Brazil's funk is Black music

Brazil’s funk is Black music

Brazil’s Baile Funk music is a sub-genre popularized by the youth movement mainly from the favelas of Rio de Janeiro.

Although different from the funk of the seventies in the USA, it does share similarities. Its origins were influenced by Miami bass, Rap, Soul and other American music genres.

Basically, as one hit tells it: “Funk is black music, Melanciamusic from the favelas.” For most of Rio’s disenfranchised youth, funk is their only form of self expression to get messages out to mainstream media and to society in general.

In the last five years, the genre has expanded its reach and enjoyed more social acceptance, with the help of an association of funk artists and supporters, Apafunk, and the backing of liberal legislators.

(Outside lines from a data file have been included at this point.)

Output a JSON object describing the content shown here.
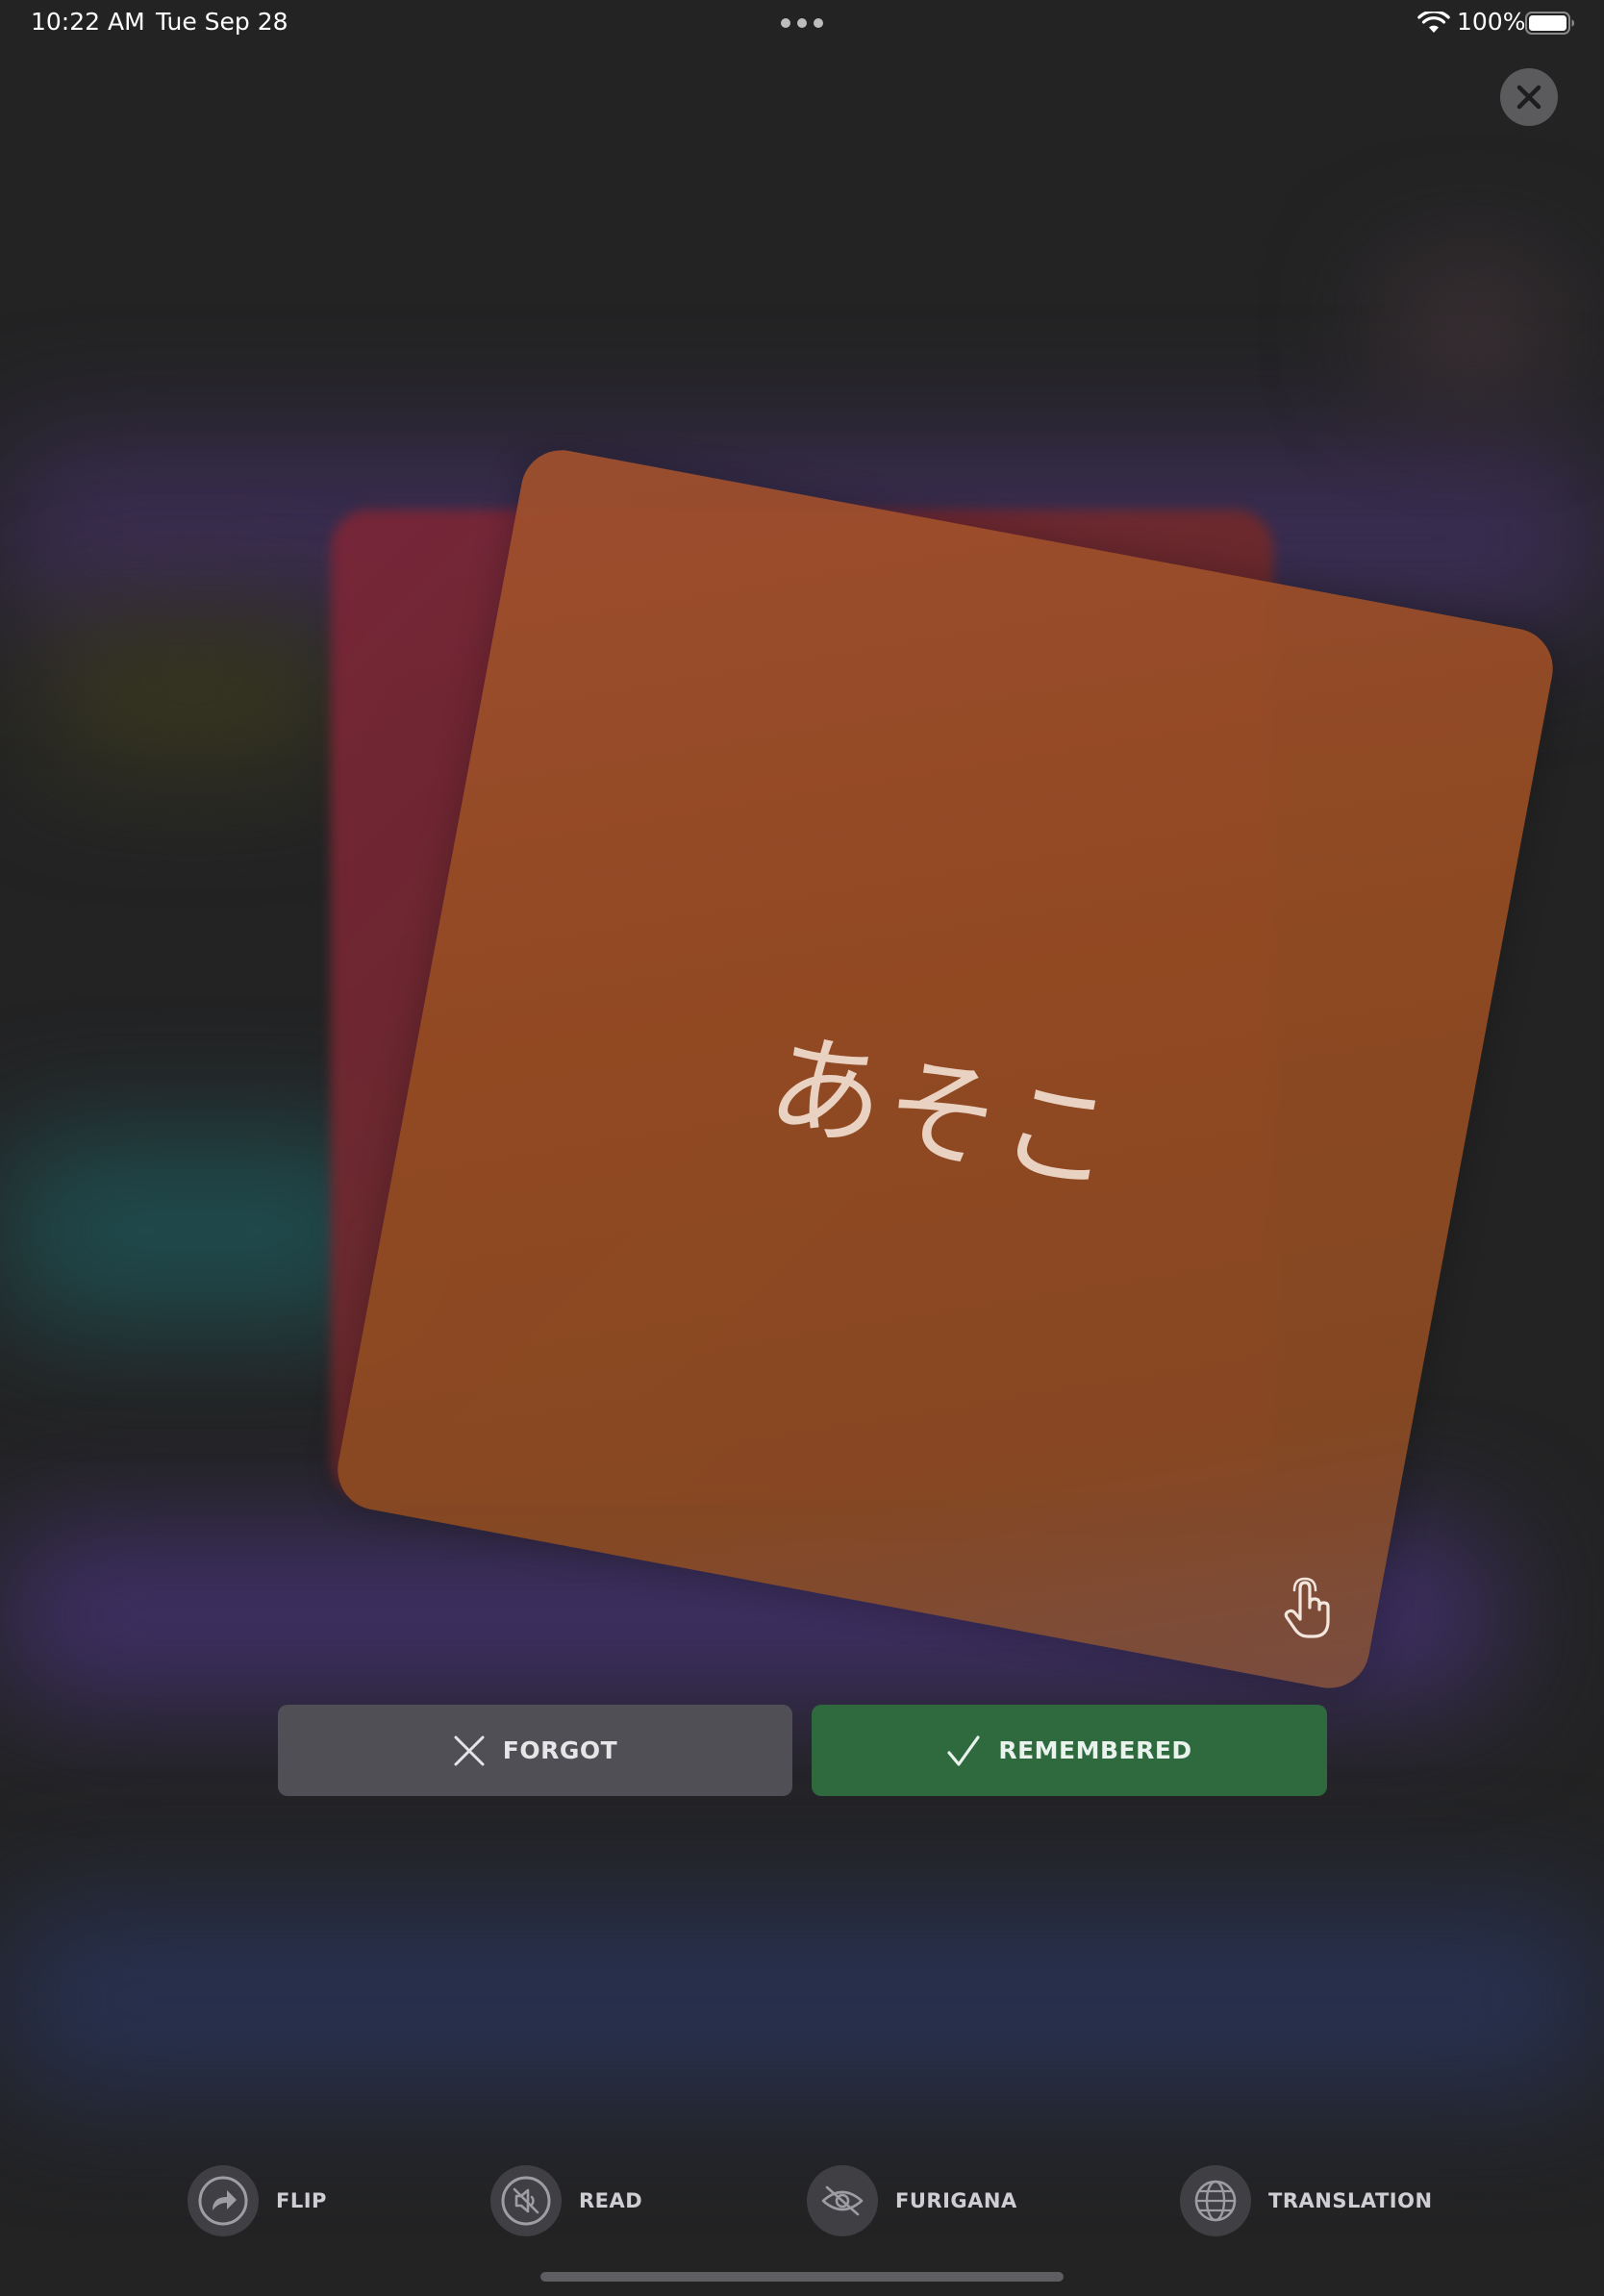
{
  "status_bar": {
    "time": "10:22 AM",
    "date": "Tue Sep 28",
    "battery_percent": "100%",
    "battery_level": 1.0,
    "icons": [
      "multitasking-dots-icon",
      "wifi-icon",
      "battery-icon"
    ]
  },
  "close_button": {
    "icon": "close-icon"
  },
  "card": {
    "text": "あそこ",
    "hint_icon": "tap-hand-icon",
    "color": "#944c22"
  },
  "actions": {
    "forgot": {
      "label": "FORGOT",
      "icon": "x-icon",
      "color": "#4f4f55"
    },
    "remembered": {
      "label": "REMEMBERED",
      "icon": "checkmark-icon",
      "color": "#2f6a3e"
    }
  },
  "toolbar": {
    "items": [
      {
        "label": "FLIP",
        "icon": "flip-arrow-icon"
      },
      {
        "label": "READ",
        "icon": "speaker-muted-icon"
      },
      {
        "label": "FURIGANA",
        "icon": "eye-slash-icon"
      },
      {
        "label": "TRANSLATION",
        "icon": "globe-icon"
      }
    ]
  }
}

Its market potential has become hard to ignore: A recent survey by the Brazilian think tank, the Getulio Vargas Foundation, revealed that funk disc jockeys, MCs and others generate about $720 million a month in revenue.

A few performers, such as M.C. Naldo and Buchecha, have broken onto major television channels, but many of the genre’s performers and fans have been forced to battle in courts, streets and newspapers for respect, repeating the struggles of the pioneers of Rio’s now-revered samba, the Afro-Brazilian martial art capoeira and Afro-Brazilian religions.

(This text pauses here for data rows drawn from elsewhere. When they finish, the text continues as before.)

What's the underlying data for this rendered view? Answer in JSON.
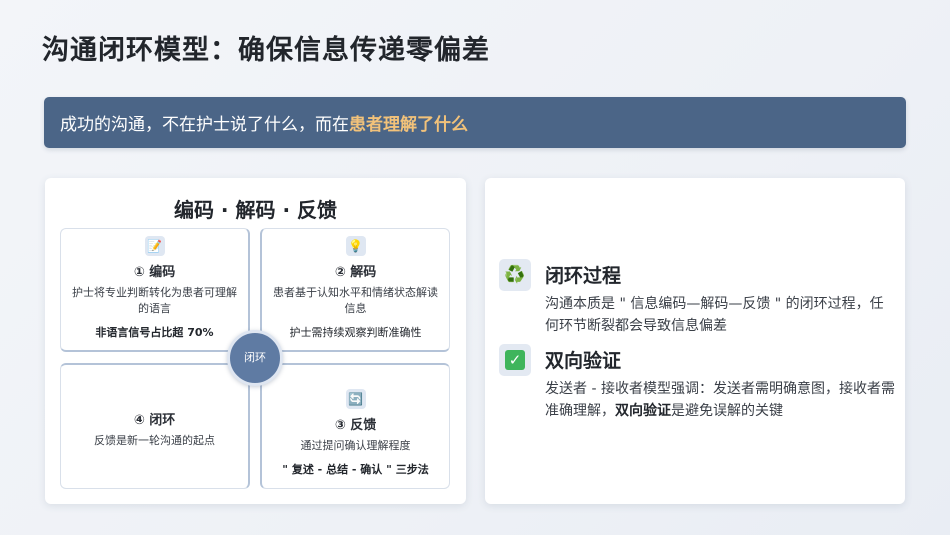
{
  "title": "沟通闭环模型：确保信息传递零偏差",
  "banner": {
    "prefix": "成功的沟通，不在护士说了什么，而在",
    "highlight": "患者理解了什么"
  },
  "model": {
    "heading": "编码 · 解码 · 反馈",
    "hub_label": "闭环",
    "quadrants": [
      {
        "icon": "memo-icon",
        "title": "① 编码",
        "text": "护士将专业判断转化为患者可理解的语言",
        "note": "非语言信号占比超 70%"
      },
      {
        "icon": "lightbulb-icon",
        "title": "② 解码",
        "text": "患者基于认知水平和情绪状态解读信息",
        "note": "护士需持续观察判断准确性"
      },
      {
        "icon": "",
        "title": "④ 闭环",
        "text": "反馈是新一轮沟通的起点",
        "note": ""
      },
      {
        "icon": "refresh-icon",
        "title": "③ 反馈",
        "text": "通过提问确认理解程度",
        "note": "\" 复述 - 总结 - 确认 \" 三步法"
      }
    ]
  },
  "items": [
    {
      "icon": "recycle-icon",
      "title": "闭环过程",
      "text": "沟通本质是 \" 信息编码—解码—反馈 \" 的闭环过程，任何环节断裂都会导致信息偏差"
    },
    {
      "icon": "check-icon",
      "title": "双向验证",
      "text_before": "发送者 - 接收者模型强调：发送者需明确意图，接收者需准确理解，",
      "text_bold": "双向验证",
      "text_after": "是避免误解的关键"
    }
  ],
  "colors": {
    "banner_bg": "#4b6587",
    "highlight": "#f2c27a",
    "hub": "#5f7ba3",
    "check": "#3fb55c"
  }
}
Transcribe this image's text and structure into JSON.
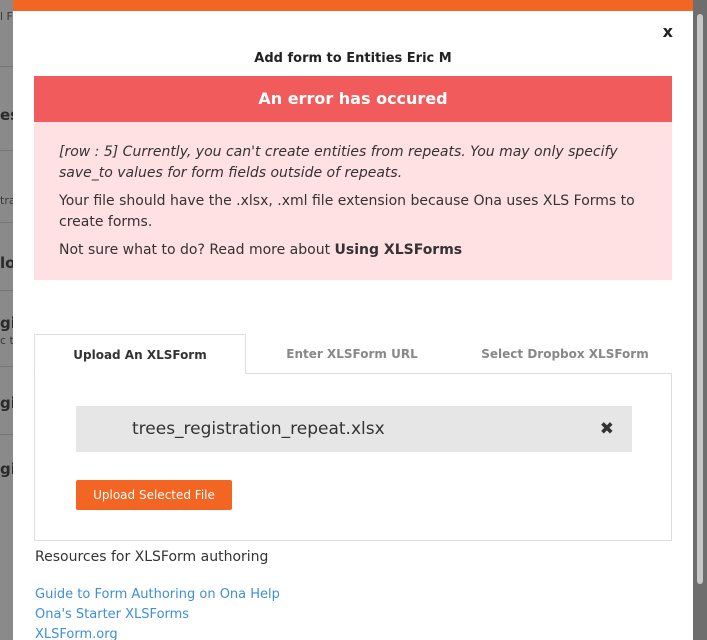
{
  "background": {
    "fragments": [
      "l F",
      "es,",
      "tra",
      "lov",
      "gis",
      "c t",
      "gis",
      "gis"
    ]
  },
  "modal": {
    "close_label": "x",
    "title": "Add form to Entities Eric M"
  },
  "error": {
    "header": "An error has occured",
    "message": "[row : 5] Currently, you can't create entities from repeats. You may only specify save_to values for form fields outside of repeats.",
    "extension_note": "Your file should have the .xlsx, .xml file extension because Ona uses XLS Forms to create forms.",
    "help_prefix": "Not sure what to do? Read more about ",
    "help_link": "Using XLSForms"
  },
  "tabs": [
    {
      "label": "Upload An XLSForm",
      "active": true
    },
    {
      "label": "Enter XLSForm URL",
      "active": false
    },
    {
      "label": "Select Dropbox XLSForm",
      "active": false
    }
  ],
  "upload": {
    "file_name": "trees_registration_repeat.xlsx",
    "remove_icon": "✖",
    "button_label": "Upload Selected File"
  },
  "resources": {
    "title": "Resources for XLSForm authoring",
    "links": [
      "Guide to Form Authoring on Ona Help",
      "Ona's Starter XLSForms",
      "XLSForm.org"
    ]
  },
  "colors": {
    "accent": "#f26522",
    "error_header": "#f25b5b",
    "error_body": "#ffe0e3",
    "link": "#3d8fd6"
  }
}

A 2007 law that had made it virtually impossible to hold the traditional open-air funk parties in favelas was repealed in 2009, and the musical genre was recognized as a “cultural movement.” Dance face-offs between performers of “passinho,” a type of breakdancing associated with Rio’s funk scene, now come with corporate sponsorship.

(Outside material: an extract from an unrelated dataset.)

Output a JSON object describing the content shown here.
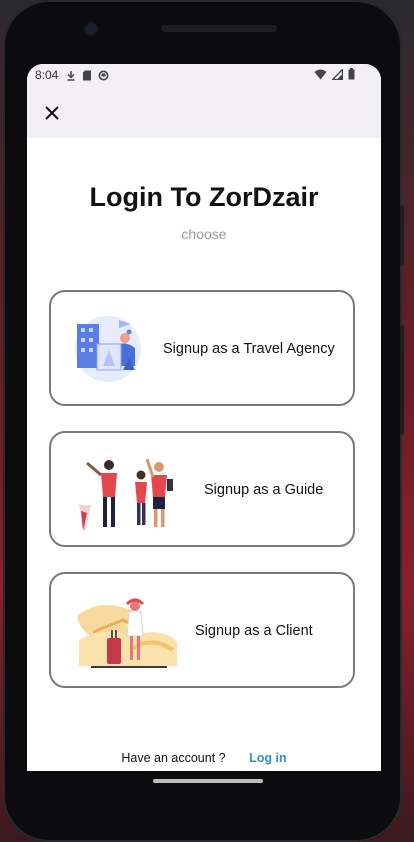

“We’re watching now the institutionalization of funk,” said Julio Ludemir, a writer and cultural producer involved in the organization of passinho battles. “It’s being accepted by the white elite. But it’s very complicated; like with samba, you start by creating spaces for the middle class to come dance. Now, samba is no longer for the poor. It’s for the middle class, tourists, people from Sao Paulo.”

When police take over favelas to regain territorial control of areas long held by drug dealers, one of their first actions is to clamp down on the raucous bailes. Then police require residents to apply for special permission to throw a funk party, said Ludemir. Such communities still represent a fraction of the nearly 1,000 favelas in Rio State, but the change is hard to miss.

“The baile loses its first characteristic, of being out in the open, for the whole community,” Ludemir said. “The funk accepted by the police is a privatized funk. It’s inside, you pay to get in, it’s got a controlled schedule. It’s the end of the fun for poor people.”